Geniş kapsamlı bir çalışma, ilk kez aşırı beslenmenin açlık sorunundan daha büyük bir yük oluşturduğunu ortaya koyuyor.
Geniş kapsamlı bir çalışma, ilk kez aşırı beslenmenin açlık sorunundan daha büyük bir yük oluşturduğunu ortaya koyuyor.

Geçen yıl sonuçları açıklanan Dünyanın Hastalık Yükü Raporu, dünyada ilk kez aşırı beslenmenin yetersiz beslenmeden daha büyük bir sorun oluşturduğunu gösterdi. 50 ülkede 500 bilim insanının katılımı ile gerçekleştirilen bu kapsamlı çalışma, ayrıca bazı yaygın enfeksiyon hastalıklarının da kontrol altına alınabildiğini gösteriyor. Böylece milyonlarca çocuğun erken yaşta ölmesi engellenmiş oluyor. Ne var ki rapor bütünüyle yaşantımızın büyük bir kısmının hastalıklarla mücadeleyle geçtiğini gösteriyor.
Dünyanın en saygın tıp dergilerinden biri olan Lancet’in editörü Richard Horton raporu şöyle değerlendiriyor: “Bu, tıp tarihinin insan sağlığı ile ilgili en kapsamlı çalışması.” Rapor, 2010 yılında hastalıkların görülme sıklığını ve dünya üzerindeki ölüm nedenlerini tespit ediyor ve bu verileri 1970 ile 1990 arasında toplanan verilerle karşılaştırıyor.
1990’LARDA YETERSİZ BESLENME BİRİNCİ SIRADA
1990’da yetersiz beslenme hastalık yükünün ana nedeniydi. Hastalık yükü, ortalama bir insanın hastalık veya erken ölüm nedeniyle kaybedeceği sağlıklı yıl sayısıyla hesaplanır. O dönemde yüksek beden-kitle-endeksi (BKE) 10. sıraya yerleşmişti. Şimdi yetersiz beslenme sekizinci ve BKE de hastalık yükü sıralamasında altıncı sırada.
AŞIRI KİLOLUYUZ AMA DAHA UZUN YAŞIYORUZ
Aşırı kilo tansiyonunu yükseltir ve felç ve kalp hastalıklarına neden olur. Felç, kalp hastalığı ile birlikte tüm ölüm nedenlerinin % 25’ini oluşturuyor. Ve bu sorun yalnızca Batı ile sınırlı değil. Örneğin Ortadoğu’da BKE’de büyük artış görülüyor.

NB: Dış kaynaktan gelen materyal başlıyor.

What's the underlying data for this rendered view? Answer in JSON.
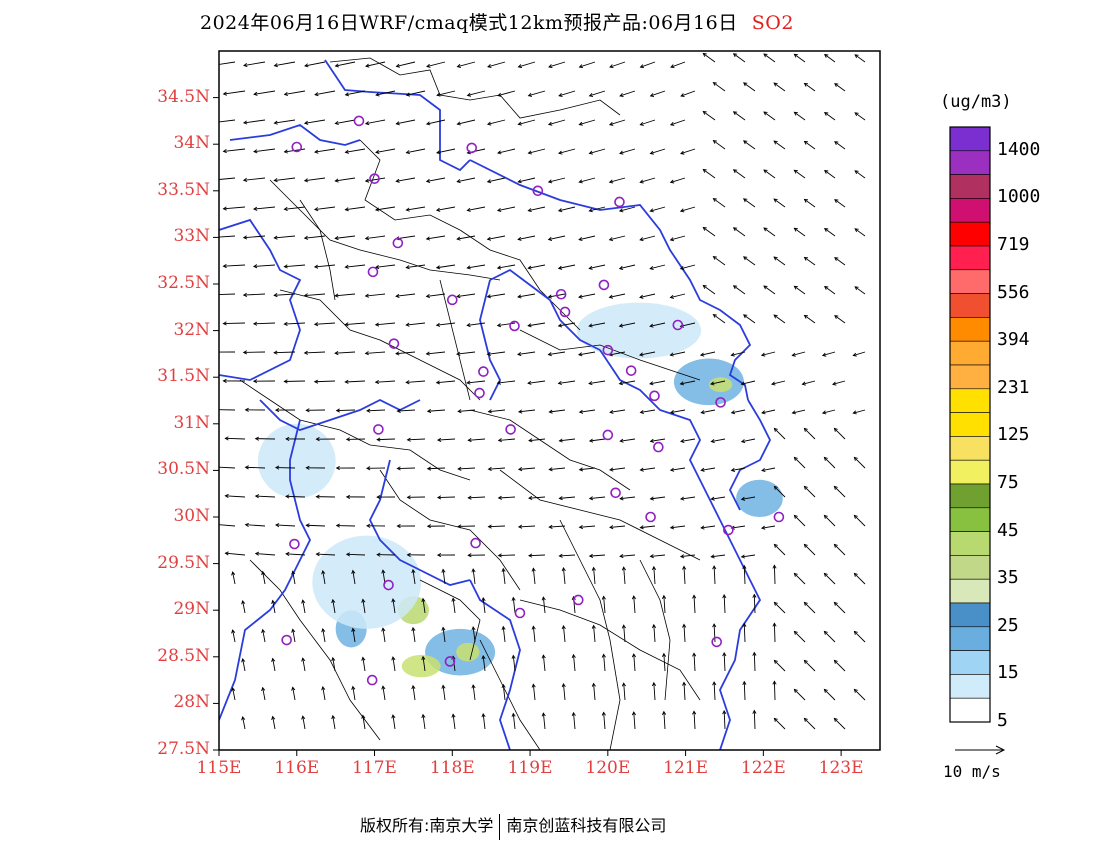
{
  "title": {
    "main": "2024年06月16日WRF/cmaq模式12km预报产品:06月16日",
    "pollutant": "SO2"
  },
  "axes": {
    "lat_labels": [
      "34.5N",
      "34N",
      "33.5N",
      "33N",
      "32.5N",
      "32N",
      "31.5N",
      "31N",
      "30.5N",
      "30N",
      "29.5N",
      "29N",
      "28.5N",
      "28N",
      "27.5N"
    ],
    "lat_values": [
      34.5,
      34,
      33.5,
      33,
      32.5,
      32,
      31.5,
      31,
      30.5,
      30,
      29.5,
      29,
      28.5,
      28,
      27.5
    ],
    "lon_labels": [
      "115E",
      "116E",
      "117E",
      "118E",
      "119E",
      "120E",
      "121E",
      "122E",
      "123E"
    ],
    "lon_values": [
      115,
      116,
      117,
      118,
      119,
      120,
      121,
      122,
      123
    ],
    "lon_range": [
      115,
      123.5
    ],
    "lat_range": [
      27.5,
      35
    ]
  },
  "legend": {
    "unit": "(ug/m3)",
    "labels": [
      "1400",
      "1000",
      "719",
      "556",
      "394",
      "231",
      "125",
      "75",
      "45",
      "35",
      "25",
      "15",
      "5"
    ],
    "colors": [
      "#7b2fd0",
      "#9b30c0",
      "#b03060",
      "#d01070",
      "#ff0000",
      "#ff2050",
      "#ff6a6a",
      "#f05030",
      "#ff8c00",
      "#ffaa30",
      "#ffb040",
      "#ffe000",
      "#ffe000",
      "#f8e060",
      "#f0f060",
      "#70a030",
      "#88c040",
      "#b8d870",
      "#c0d888",
      "#d8e8b8",
      "#4a90c8",
      "#6aaee0",
      "#a0d4f4",
      "#d0ecfa",
      "#ffffff"
    ]
  },
  "wind_reference": {
    "label": "10 m/s"
  },
  "cities": [
    [
      116.8,
      34.25
    ],
    [
      116.0,
      33.97
    ],
    [
      117.0,
      33.63
    ],
    [
      118.25,
      33.96
    ],
    [
      119.1,
      33.5
    ],
    [
      120.15,
      33.38
    ],
    [
      117.3,
      32.94
    ],
    [
      116.98,
      32.63
    ],
    [
      118.0,
      32.33
    ],
    [
      117.25,
      31.86
    ],
    [
      118.8,
      32.05
    ],
    [
      119.4,
      32.39
    ],
    [
      119.45,
      32.2
    ],
    [
      119.95,
      32.49
    ],
    [
      120.9,
      32.06
    ],
    [
      120.0,
      31.79
    ],
    [
      120.3,
      31.57
    ],
    [
      120.6,
      31.3
    ],
    [
      121.45,
      31.23
    ],
    [
      118.4,
      31.56
    ],
    [
      118.35,
      31.33
    ],
    [
      117.05,
      30.94
    ],
    [
      118.75,
      30.94
    ],
    [
      120.0,
      30.88
    ],
    [
      120.65,
      30.75
    ],
    [
      120.1,
      30.26
    ],
    [
      120.55,
      30.0
    ],
    [
      121.55,
      29.86
    ],
    [
      122.2,
      30.0
    ],
    [
      115.97,
      29.71
    ],
    [
      118.3,
      29.72
    ],
    [
      117.18,
      29.27
    ],
    [
      118.87,
      28.97
    ],
    [
      119.62,
      29.11
    ],
    [
      115.87,
      28.68
    ],
    [
      121.4,
      28.66
    ],
    [
      117.97,
      28.45
    ],
    [
      116.97,
      28.25
    ]
  ],
  "pollution_patches": [
    {
      "lon": 121.3,
      "lat": 31.45,
      "rx": 0.45,
      "ry": 0.25,
      "level": "15"
    },
    {
      "lon": 121.45,
      "lat": 31.42,
      "rx": 0.15,
      "ry": 0.08,
      "level": "45"
    },
    {
      "lon": 120.4,
      "lat": 32.0,
      "rx": 0.8,
      "ry": 0.3,
      "level": "5"
    },
    {
      "lon": 118.1,
      "lat": 28.55,
      "rx": 0.45,
      "ry": 0.25,
      "level": "15"
    },
    {
      "lon": 118.2,
      "lat": 28.55,
      "rx": 0.15,
      "ry": 0.1,
      "level": "45"
    },
    {
      "lon": 117.6,
      "lat": 28.4,
      "rx": 0.25,
      "ry": 0.12,
      "level": "45"
    },
    {
      "lon": 117.5,
      "lat": 29.0,
      "rx": 0.2,
      "ry": 0.15,
      "level": "35"
    },
    {
      "lon": 116.7,
      "lat": 28.8,
      "rx": 0.2,
      "ry": 0.2,
      "level": "15"
    },
    {
      "lon": 121.95,
      "lat": 30.2,
      "rx": 0.3,
      "ry": 0.2,
      "level": "15"
    },
    {
      "lon": 116.9,
      "lat": 29.3,
      "rx": 0.7,
      "ry": 0.5,
      "level": "5"
    },
    {
      "lon": 116.0,
      "lat": 30.6,
      "rx": 0.5,
      "ry": 0.4,
      "level": "5"
    }
  ]
}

Çoğumuz aşırı kilolu olmakla birlikte eskiye oranla daha uzun yaşıyoruz (Bknz. Harita). Bazı ülkelerde bu değişiklikler çok belirgin. Örneğin Maldivler’de ortalama ömür 1970’lerden bu yana 30 yıl artmış. Yaşam beklentisi, İran ve Bangladeş gibi ülkelerde de kırsal bölgelerde uygulanan yeni sağlık programları sayesinde ciddi biçimde artmış durumda.

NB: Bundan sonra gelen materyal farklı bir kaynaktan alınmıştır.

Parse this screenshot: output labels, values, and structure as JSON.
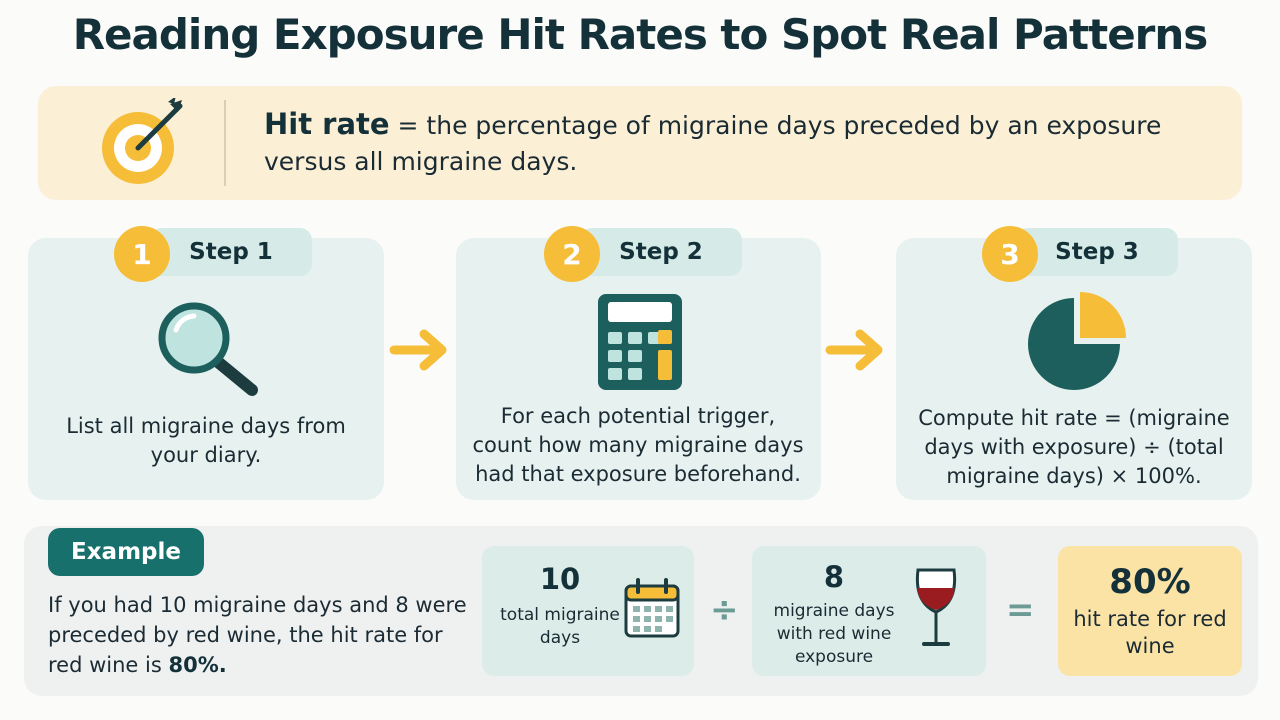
{
  "title": "Reading Exposure Hit Rates to Spot Real Patterns",
  "definition": {
    "term": "Hit rate",
    "text": " = the percentage of migraine days preceded by an exposure versus all migraine days."
  },
  "steps": [
    {
      "number": "1",
      "label": "Step 1",
      "icon": "magnifying-glass-icon",
      "text": "List all migraine days from your diary."
    },
    {
      "number": "2",
      "label": "Step 2",
      "icon": "calculator-icon",
      "text": "For each potential trigger, count how many migraine days had that exposure beforehand."
    },
    {
      "number": "3",
      "label": "Step 3",
      "icon": "pie-chart-icon",
      "text": "Compute hit rate = (migraine days with exposure) ÷ (total migraine days) × 100%."
    }
  ],
  "example": {
    "tag": "Example",
    "text_before": "If you had 10 migraine days and 8 were preceded by red wine, the hit rate for red wine is ",
    "text_bold": "80%.",
    "total": {
      "value": "10",
      "label": "total migraine days",
      "icon": "calendar-icon"
    },
    "divide_symbol": "÷",
    "exposed": {
      "value": "8",
      "label": "migraine days with red wine exposure",
      "icon": "wine-glass-icon"
    },
    "equals_symbol": "=",
    "result": {
      "value": "80%",
      "label": "hit rate for red wine"
    }
  },
  "colors": {
    "accent_yellow": "#f6bd38",
    "teal_dark": "#1d5f5c",
    "wine_red": "#9b1c20"
  }
}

Erken çocukluk ölümlerini –enfeksiyonlar başta olmak üzere, ishal ve doğum sorunları- ortadan kaldırma konusunda çok olumlu gelişmeler kaydedildi. 1990’dan bu yana 5 yaş altı ölümler % 60 oranında azaldı.
Sahra Altı Afrikası’nda hâlâ sıtma ve HIV’e bağlı ölüm oranları çok yüksek, fakat tüm dünyada enfeksiyon hastalıklarına bağlı ölümlerde büyük azalma yaşanıyor.

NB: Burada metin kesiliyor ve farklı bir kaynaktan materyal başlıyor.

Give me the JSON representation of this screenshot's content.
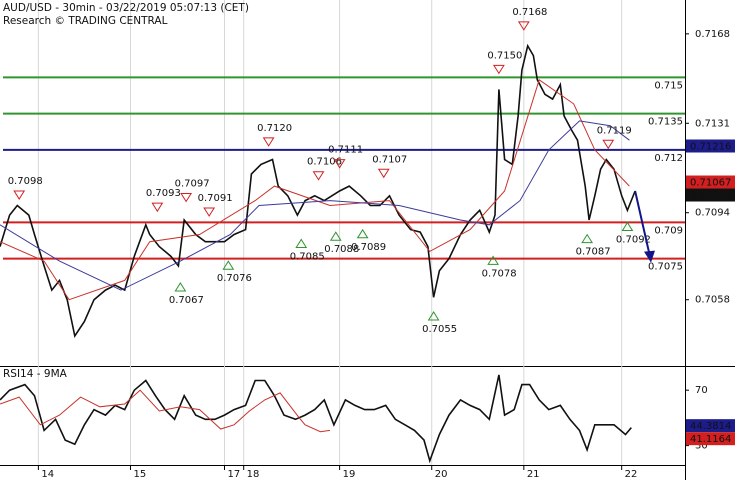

Kas-iskelet hastalıklarına bağlı ağrılar ve nörolojik sorunlar gibi sağlıklı yaşlanmayı tehdit eden sorunlar gelecekte daha büyük ilgi bekliyor. Kalkınmakta olan ülkelerde de zaman kaybetmeden yaşlanmayla birlikte ortaya çıkan bu hastalıklara karşı farkındalığın geliştirilmesi gerekiyor.